Die Rechtsanwaltskanzlei Lutz/Abel hat den Auftrag, die Vorwürfe aufzuklären. Die Juristen sollen insbesondere das Verhalten der Intendantin Schlesinger und des Verwaltungsratsvorsitzenden Wolf-Dieter Wolf prüfen und bewerten. Die Sichtung der Unterlagen habe begonnen und werde wohl sechs bis acht Wochen dauern, hatte der RBB am 1. August mitgeteilt. Zwischenstände werde man nicht mitteilen.

Wolf-Dieter Wolf lässt sein Amt ruhen, der RBB hat am 4. August den turnusmäßigen Vorsitz der ARD abgegeben. »Die öffentliche Diskussion um in meinen Verantwortungsbereich fallende Entscheidungen und Abläufe im RBB berührt inzwischen auch die Belange der ARD«, hat Schlesinger dazu erklärt. »Die Geschäftsleitung des RBB und ich sehen unsere Hauptaufgabe jetzt darin, zur Aufklärung dieser Vorwürfe beizutragen und unser Hauptaugenmerk auf den RBB zu richten.«

Das hat Schlesinger aber keine Luft verschafft. Im Gegenteil: Aus der brandenburgischen Politik kamen postwendend Forderungen an Schlesinger, sich nun auch als RBB-Intendantin zurückzuziehen.

»Der erste Rücktritt von Patricia Schlesinger war unvermeidlich«, urteilte der Landtagsabgeordnete Thomas Domres (Linke). »Doch das wird nicht reichen, denn auch als Intendantin des RBB steht sie in der Verantwortung, insbesondere für das schlechte Krisenmanagement der letzten Tage und die schleppende Aufklärung der Vorwürfe. Das kostet mit jedem Tag den Sender weitere journalistische Glaubwürdigkeit.

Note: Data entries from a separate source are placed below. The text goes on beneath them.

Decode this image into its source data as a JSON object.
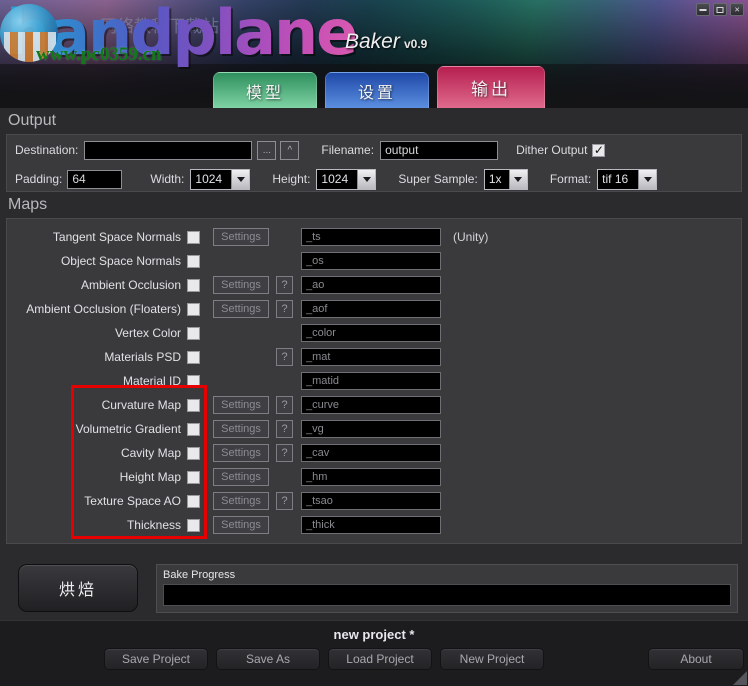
{
  "window": {
    "title_logo": "handplane",
    "product": "Baker",
    "version": "v0.9",
    "watermark": "www.pc0359.cn",
    "watermark_cn": "网络教程下载站",
    "controls": {
      "minimize": "minimize-icon",
      "maximize": "maximize-icon",
      "close": "×"
    }
  },
  "tabs": [
    {
      "label": "模型",
      "name": "tab-model",
      "color": "#3aa06a",
      "active": false
    },
    {
      "label": "设置",
      "name": "tab-settings",
      "color": "#2a58b8",
      "active": false
    },
    {
      "label": "输出",
      "name": "tab-output",
      "color": "#c32a58",
      "active": true
    }
  ],
  "output": {
    "section_title": "Output",
    "destination_label": "Destination:",
    "destination_value": "",
    "browse_button": "...",
    "up_button": "^",
    "filename_label": "Filename:",
    "filename_value": "output",
    "dither_label": "Dither Output",
    "dither_checked": true,
    "padding_label": "Padding:",
    "padding_value": "64",
    "width_label": "Width:",
    "width_value": "1024",
    "height_label": "Height:",
    "height_value": "1024",
    "supersample_label": "Super Sample:",
    "supersample_value": "1x",
    "format_label": "Format:",
    "format_value": "tif 16"
  },
  "maps": {
    "section_title": "Maps",
    "settings_label": "Settings",
    "help_label": "?",
    "unity_note": "(Unity)",
    "highlight_color": "#e60000",
    "rows": [
      {
        "name": "Tangent Space Normals",
        "checked": false,
        "has_settings": true,
        "has_help": false,
        "suffix": "_ts",
        "note": "(Unity)"
      },
      {
        "name": "Object Space Normals",
        "checked": false,
        "has_settings": false,
        "has_help": false,
        "suffix": "_os",
        "note": ""
      },
      {
        "name": "Ambient Occlusion",
        "checked": false,
        "has_settings": true,
        "has_help": true,
        "suffix": "_ao",
        "note": ""
      },
      {
        "name": "Ambient Occlusion (Floaters)",
        "checked": false,
        "has_settings": true,
        "has_help": true,
        "suffix": "_aof",
        "note": ""
      },
      {
        "name": "Vertex Color",
        "checked": false,
        "has_settings": false,
        "has_help": false,
        "suffix": "_color",
        "note": ""
      },
      {
        "name": "Materials PSD",
        "checked": false,
        "has_settings": false,
        "has_help": true,
        "suffix": "_mat",
        "note": ""
      },
      {
        "name": "Material ID",
        "checked": false,
        "has_settings": false,
        "has_help": false,
        "suffix": "_matid",
        "note": ""
      },
      {
        "name": "Curvature Map",
        "checked": false,
        "has_settings": true,
        "has_help": true,
        "suffix": "_curve",
        "note": ""
      },
      {
        "name": "Volumetric Gradient",
        "checked": false,
        "has_settings": true,
        "has_help": true,
        "suffix": "_vg",
        "note": ""
      },
      {
        "name": "Cavity Map",
        "checked": false,
        "has_settings": true,
        "has_help": true,
        "suffix": "_cav",
        "note": ""
      },
      {
        "name": "Height Map",
        "checked": false,
        "has_settings": true,
        "has_help": false,
        "suffix": "_hm",
        "note": ""
      },
      {
        "name": "Texture Space AO",
        "checked": false,
        "has_settings": true,
        "has_help": true,
        "suffix": "_tsao",
        "note": ""
      },
      {
        "name": "Thickness",
        "checked": false,
        "has_settings": true,
        "has_help": false,
        "suffix": "_thick",
        "note": ""
      }
    ]
  },
  "bake": {
    "button_label": "烘焙",
    "progress_label": "Bake Progress",
    "progress_percent": 0
  },
  "footer": {
    "project_name": "new project *",
    "buttons": [
      {
        "label": "Save Project",
        "name": "save-project-button"
      },
      {
        "label": "Save As",
        "name": "save-as-button"
      },
      {
        "label": "Load Project",
        "name": "load-project-button"
      },
      {
        "label": "New Project",
        "name": "new-project-button"
      }
    ],
    "about_label": "About"
  }
}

Deshalb darf es keinen Rücktritt auf Raten geben, sondern braucht konseqentes Handeln.« Domres fragte am Freitag: »Die Gründe für den Rückzug aus dem ARD-Vorsitz gelten doch auch für den Posten der Indendantin – oder etwa nicht?« Er forderte Schlesinger auf, sich nicht an ihren Sessel zu klammern und ihren Posten aufzugeben. Nur so sei der notwendige Neustart möglich. Die Anwaltskanzlei müsste zeitnah Ermittlungsergebnisse vorlegen, damit die Senderspitze Konsequenzen ziehen könne »und die vielen engagierten Mitarbeitenden endlich ohne unnötige Störgeräusche ihre Arbeit machen können«, meinte der Abgeordnete.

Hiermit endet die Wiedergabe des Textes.